Larger Than Memory Data Workflows with Apache Arrow and Ibis

This the website for the workshop “Larger Than Memory Data Workflows with Apache Arrow and Ibis” taught at the J on The Beach conference on May 10th, 2023.

Abstract

As datasets become larger and more complex, the boundaries between data engineering and data science are becoming blurred. Data analysis pipelines with larger-than-memory data are becoming commonplace, creating a gap that needs to be bridged: between engineering tools designed to work with very large datasets on the one hand, and data science tools that provide the analysis capabilities used in data workflows on the other. One way to build this bridge is with Apache Arrow, a multi-language toolbox for working with larger-than-memory tabular data. Arrow is designed to improve performance and efficiency, and places emphasis on standardization and interoperability among workflow components, programming languages, and systems. We’ll combine the power of Arrow for compressing data into its most compact form with Ibis for data analysis in Python. Ibis is a pandas-like, Python interface that allows you to do robust analytics work on data of any size. It does this by letting you choose from a range of powerful database engines that can process your data queries. In this workshop we’ll be working with a very large dataset and drawing insights from it all from our local machine.

Introduction

Ice-Breaking Activity

Type in the chat:

  • what you know about Apache Arrow in one sentence
  • what you know about Ibis in one sentence

What You’ll Learn

By the end of this tutorial you will learn:

  • How to access and convert large CSV files into Parquet using Apache Arrow
  • How changing CSV files into parquet compresses them efficiently letting you work with them on your local machine
  • How to analyse larger than memory parquet files using Ibis
  • How to drawing interesting insights from the PUMS census dataset efficiently
  • How to switch between and local and remote database using Ibis

Demonstration

Demonstration of what the training is working towards. The instructor will go through some slides explaining the dataset, Arrow and Ibis

Specifics:

  • Introduction to PUMS
  • What to consider when working with large datasets
  • Introduction to Apache Arrow
  • Introduction to Ibis

Overview of the Training

  • Importing data in the Apache Arrow ecosystems, what are the different file formats, how do they differ, which ones to use?
  • Learning how to use Ibis for data wrangling on Parquet files
  • Use Ibis with remote data sources: Snowflake (demo to try at home)
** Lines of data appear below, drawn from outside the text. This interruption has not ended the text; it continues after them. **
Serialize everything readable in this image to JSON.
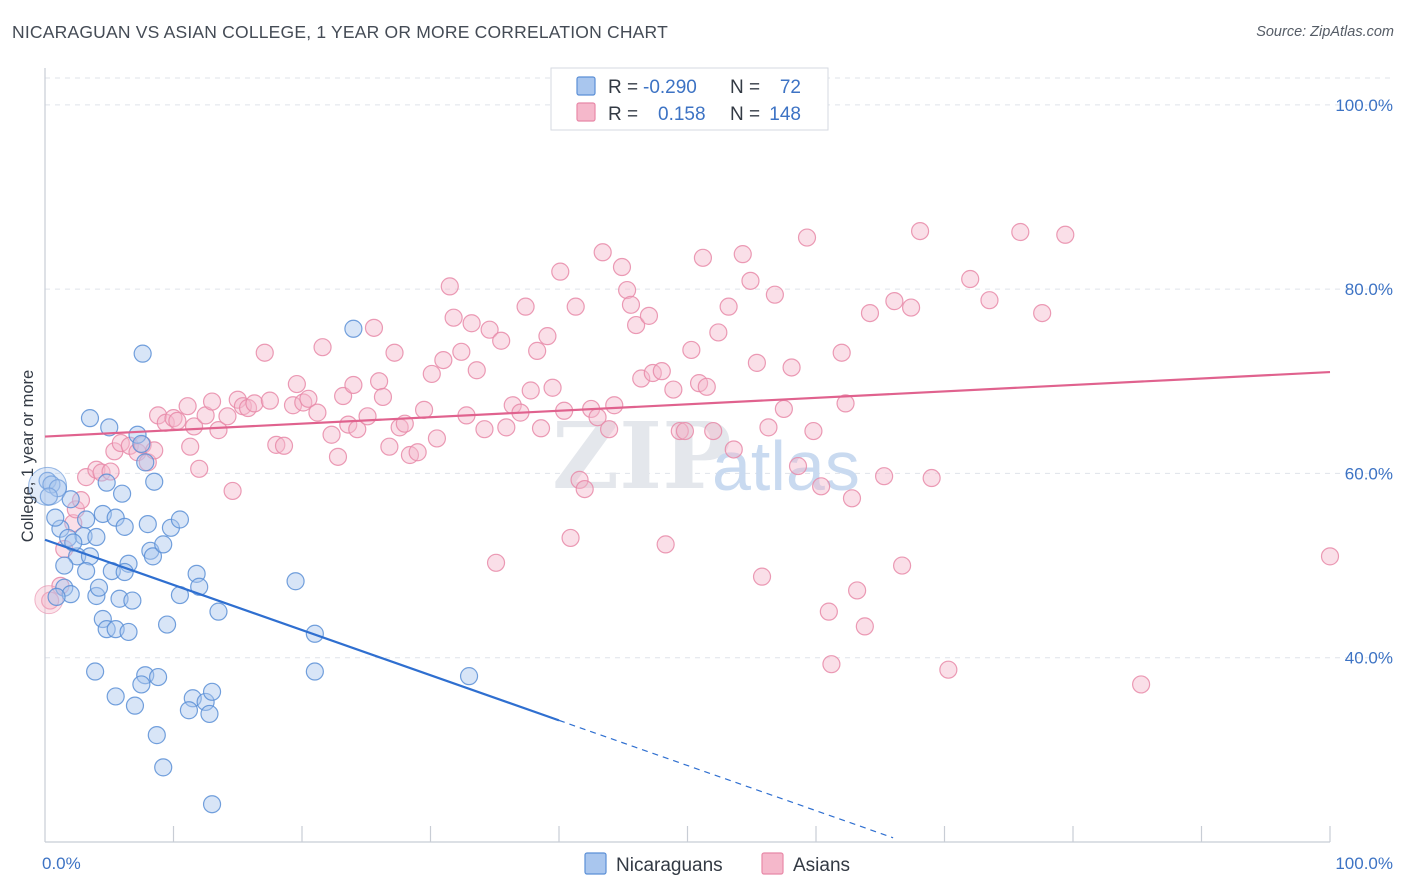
{
  "title": "NICARAGUAN VS ASIAN COLLEGE, 1 YEAR OR MORE CORRELATION CHART",
  "source": "Source: ZipAtlas.com",
  "watermark": {
    "zip": "ZIP",
    "atlas": "atlas"
  },
  "colors": {
    "blue_fill": "#a9c6ee",
    "blue_stroke": "#5b8fd6",
    "blue_line": "#2f6fd0",
    "pink_fill": "#f5b8cb",
    "pink_stroke": "#e889a8",
    "pink_line": "#e0628e",
    "grid": "#dfe3ea",
    "label": "#3d73c4"
  },
  "legend": {
    "r_label": "R =",
    "n_label": "N =",
    "rows": [
      {
        "r": "-0.290",
        "n": "72",
        "color": "blue"
      },
      {
        "r": "0.158",
        "n": "148",
        "color": "pink"
      }
    ]
  },
  "chart_data": {
    "type": "scatter",
    "title": "NICARAGUAN VS ASIAN COLLEGE, 1 YEAR OR MORE CORRELATION CHART",
    "xlabel": "",
    "ylabel": "College, 1 year or more",
    "xlim": [
      0,
      100
    ],
    "ylim": [
      20,
      104
    ],
    "x_tick_labels": [
      "0.0%",
      "100.0%"
    ],
    "y_ticks": [
      {
        "value": 40,
        "label": "40.0%"
      },
      {
        "value": 60,
        "label": "60.0%"
      },
      {
        "value": 80,
        "label": "80.0%"
      },
      {
        "value": 100,
        "label": "100.0%"
      }
    ],
    "series": [
      {
        "name": "Nicaraguans",
        "color": "blue",
        "r": -0.29,
        "n": 72,
        "trend": {
          "x0": 0,
          "y0": 52.8,
          "x1": 40,
          "y1": 33.2,
          "dash_to_x": 66
        },
        "points": [
          [
            0.2,
            59.2
          ],
          [
            0.5,
            58.8
          ],
          [
            1,
            58.4
          ],
          [
            1.2,
            54
          ],
          [
            0.8,
            55.2
          ],
          [
            3.5,
            66
          ],
          [
            5,
            65
          ],
          [
            7.2,
            64.2
          ],
          [
            7.5,
            63.2
          ],
          [
            7.8,
            61.2
          ],
          [
            2,
            57.2
          ],
          [
            3.2,
            55
          ],
          [
            4.5,
            55.6
          ],
          [
            5.5,
            55.2
          ],
          [
            6.2,
            54.2
          ],
          [
            4.8,
            59
          ],
          [
            8.5,
            59.1
          ],
          [
            1.8,
            53
          ],
          [
            3,
            53.2
          ],
          [
            4,
            53.1
          ],
          [
            8,
            54.5
          ],
          [
            9.8,
            54.1
          ],
          [
            10.5,
            55
          ],
          [
            2.5,
            51
          ],
          [
            3.5,
            51
          ],
          [
            6.5,
            50.2
          ],
          [
            8.2,
            51.6
          ],
          [
            8.4,
            51
          ],
          [
            1.5,
            50
          ],
          [
            3.2,
            49.4
          ],
          [
            5.2,
            49.4
          ],
          [
            6.2,
            49.3
          ],
          [
            11.8,
            49.1
          ],
          [
            1.5,
            47.6
          ],
          [
            2,
            46.9
          ],
          [
            4,
            46.7
          ],
          [
            5.8,
            46.4
          ],
          [
            6.8,
            46.2
          ],
          [
            10.5,
            46.8
          ],
          [
            13.5,
            45
          ],
          [
            4.5,
            44.2
          ],
          [
            4.8,
            43.1
          ],
          [
            5.5,
            43.1
          ],
          [
            6.5,
            42.8
          ],
          [
            9.5,
            43.6
          ],
          [
            19.5,
            48.3
          ],
          [
            21,
            42.6
          ],
          [
            7.6,
            73
          ],
          [
            24,
            75.7
          ],
          [
            3.9,
            38.5
          ],
          [
            7.8,
            38.1
          ],
          [
            8.8,
            37.9
          ],
          [
            7.5,
            37.1
          ],
          [
            5.5,
            35.8
          ],
          [
            7,
            34.8
          ],
          [
            11.5,
            35.6
          ],
          [
            12.5,
            35.2
          ],
          [
            13,
            36.3
          ],
          [
            11.2,
            34.3
          ],
          [
            12.8,
            33.9
          ],
          [
            21,
            38.5
          ],
          [
            33,
            38
          ],
          [
            8.7,
            31.6
          ],
          [
            9.2,
            28.1
          ],
          [
            13,
            24.1
          ],
          [
            0.3,
            57.5
          ],
          [
            2.2,
            52.5
          ],
          [
            6,
            57.8
          ],
          [
            9.2,
            52.3
          ],
          [
            4.2,
            47.6
          ],
          [
            0.9,
            46.6
          ],
          [
            12,
            47.7
          ]
        ]
      },
      {
        "name": "Asians",
        "color": "pink",
        "r": 0.158,
        "n": 148,
        "trend": {
          "x0": 0,
          "y0": 64,
          "x1": 100,
          "y1": 71
        },
        "points": [
          [
            0.4,
            46.2
          ],
          [
            1.2,
            47.8
          ],
          [
            1.5,
            51.8
          ],
          [
            2.2,
            54.6
          ],
          [
            2.4,
            56.1
          ],
          [
            2.8,
            57.1
          ],
          [
            3.2,
            59.6
          ],
          [
            4.0,
            60.4
          ],
          [
            4.4,
            60.1
          ],
          [
            5.1,
            60.2
          ],
          [
            5.4,
            62.4
          ],
          [
            5.9,
            63.3
          ],
          [
            6.6,
            63.0
          ],
          [
            7.2,
            62.3
          ],
          [
            7.6,
            63.1
          ],
          [
            8.0,
            61.2
          ],
          [
            8.5,
            62.5
          ],
          [
            8.8,
            66.3
          ],
          [
            9.4,
            65.5
          ],
          [
            10.0,
            66.0
          ],
          [
            10.3,
            65.7
          ],
          [
            11.1,
            67.3
          ],
          [
            11.3,
            62.9
          ],
          [
            11.6,
            65.1
          ],
          [
            12.0,
            60.5
          ],
          [
            12.5,
            66.3
          ],
          [
            13.0,
            67.8
          ],
          [
            13.5,
            64.7
          ],
          [
            14.2,
            66.2
          ],
          [
            14.6,
            58.1
          ],
          [
            15.0,
            68.0
          ],
          [
            15.4,
            67.3
          ],
          [
            15.8,
            67.1
          ],
          [
            16.3,
            67.6
          ],
          [
            17.1,
            73.1
          ],
          [
            17.5,
            67.9
          ],
          [
            18.0,
            63.1
          ],
          [
            18.6,
            63.0
          ],
          [
            19.3,
            67.4
          ],
          [
            19.6,
            69.7
          ],
          [
            20.1,
            67.7
          ],
          [
            20.5,
            68.1
          ],
          [
            21.2,
            66.6
          ],
          [
            21.6,
            73.7
          ],
          [
            22.3,
            64.2
          ],
          [
            22.8,
            61.8
          ],
          [
            23.2,
            68.4
          ],
          [
            23.6,
            65.3
          ],
          [
            24.0,
            69.6
          ],
          [
            24.3,
            64.8
          ],
          [
            25.1,
            66.2
          ],
          [
            25.6,
            75.8
          ],
          [
            26.0,
            70.0
          ],
          [
            26.3,
            68.3
          ],
          [
            26.8,
            62.9
          ],
          [
            27.2,
            73.1
          ],
          [
            27.6,
            65.0
          ],
          [
            28.0,
            65.4
          ],
          [
            28.4,
            62.0
          ],
          [
            29.0,
            62.3
          ],
          [
            29.5,
            66.9
          ],
          [
            30.1,
            70.8
          ],
          [
            30.5,
            63.8
          ],
          [
            31.0,
            72.3
          ],
          [
            31.5,
            80.3
          ],
          [
            31.8,
            76.9
          ],
          [
            32.4,
            73.2
          ],
          [
            32.8,
            66.3
          ],
          [
            33.2,
            76.3
          ],
          [
            33.6,
            71.2
          ],
          [
            34.2,
            64.8
          ],
          [
            34.6,
            75.6
          ],
          [
            35.1,
            50.3
          ],
          [
            35.5,
            74.4
          ],
          [
            35.9,
            65.0
          ],
          [
            36.4,
            67.4
          ],
          [
            37.0,
            66.6
          ],
          [
            37.4,
            78.1
          ],
          [
            37.8,
            69.0
          ],
          [
            38.3,
            73.3
          ],
          [
            38.6,
            64.9
          ],
          [
            39.1,
            74.9
          ],
          [
            39.5,
            69.3
          ],
          [
            40.1,
            81.9
          ],
          [
            40.4,
            66.8
          ],
          [
            40.9,
            53.0
          ],
          [
            41.3,
            78.1
          ],
          [
            41.6,
            59.3
          ],
          [
            42.0,
            58.3
          ],
          [
            42.5,
            67.0
          ],
          [
            43.0,
            66.1
          ],
          [
            43.4,
            84.0
          ],
          [
            43.9,
            64.8
          ],
          [
            44.3,
            67.4
          ],
          [
            44.9,
            82.4
          ],
          [
            45.3,
            79.9
          ],
          [
            45.6,
            78.3
          ],
          [
            46.0,
            76.1
          ],
          [
            46.4,
            70.3
          ],
          [
            47.0,
            77.1
          ],
          [
            47.3,
            70.9
          ],
          [
            48.0,
            71.1
          ],
          [
            48.3,
            52.3
          ],
          [
            48.9,
            69.1
          ],
          [
            49.4,
            64.6
          ],
          [
            49.8,
            64.6
          ],
          [
            50.3,
            73.4
          ],
          [
            50.9,
            69.8
          ],
          [
            51.2,
            83.4
          ],
          [
            51.5,
            69.4
          ],
          [
            52.0,
            64.6
          ],
          [
            52.4,
            75.3
          ],
          [
            53.2,
            78.1
          ],
          [
            53.6,
            62.6
          ],
          [
            54.3,
            83.8
          ],
          [
            54.9,
            80.9
          ],
          [
            55.4,
            72.0
          ],
          [
            55.8,
            48.8
          ],
          [
            56.3,
            65.0
          ],
          [
            56.8,
            79.4
          ],
          [
            57.5,
            67.0
          ],
          [
            58.1,
            71.5
          ],
          [
            58.6,
            60.8
          ],
          [
            59.3,
            85.6
          ],
          [
            59.8,
            64.6
          ],
          [
            60.4,
            58.6
          ],
          [
            61.0,
            45.0
          ],
          [
            61.2,
            39.3
          ],
          [
            62.0,
            73.1
          ],
          [
            62.3,
            67.6
          ],
          [
            62.8,
            57.3
          ],
          [
            63.2,
            47.3
          ],
          [
            63.8,
            43.4
          ],
          [
            64.2,
            77.4
          ],
          [
            65.3,
            59.7
          ],
          [
            66.1,
            78.7
          ],
          [
            66.7,
            50.0
          ],
          [
            67.4,
            78.0
          ],
          [
            68.1,
            86.3
          ],
          [
            69.0,
            59.5
          ],
          [
            70.3,
            38.7
          ],
          [
            72.0,
            81.1
          ],
          [
            73.5,
            78.8
          ],
          [
            75.9,
            86.2
          ],
          [
            77.6,
            77.4
          ],
          [
            79.4,
            85.9
          ],
          [
            85.3,
            37.1
          ],
          [
            100.0,
            51.0
          ]
        ]
      }
    ]
  },
  "bottom_legend": [
    "Nicaraguans",
    "Asians"
  ]
}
Diagram showing the components that will be covered during the workshop. We will use PyArrow to convert CSV files into Parquet. We will use Ibis to query the data in the Parquet format. We will also use Ibis to query the data stored in Snowflake.

Diagram showing the components that will be covered during the workshop (black arrows). Ibis uses different engines to interact with the data (in orange). Dashed, gray arrows show things that are possible but not covered in the workshop.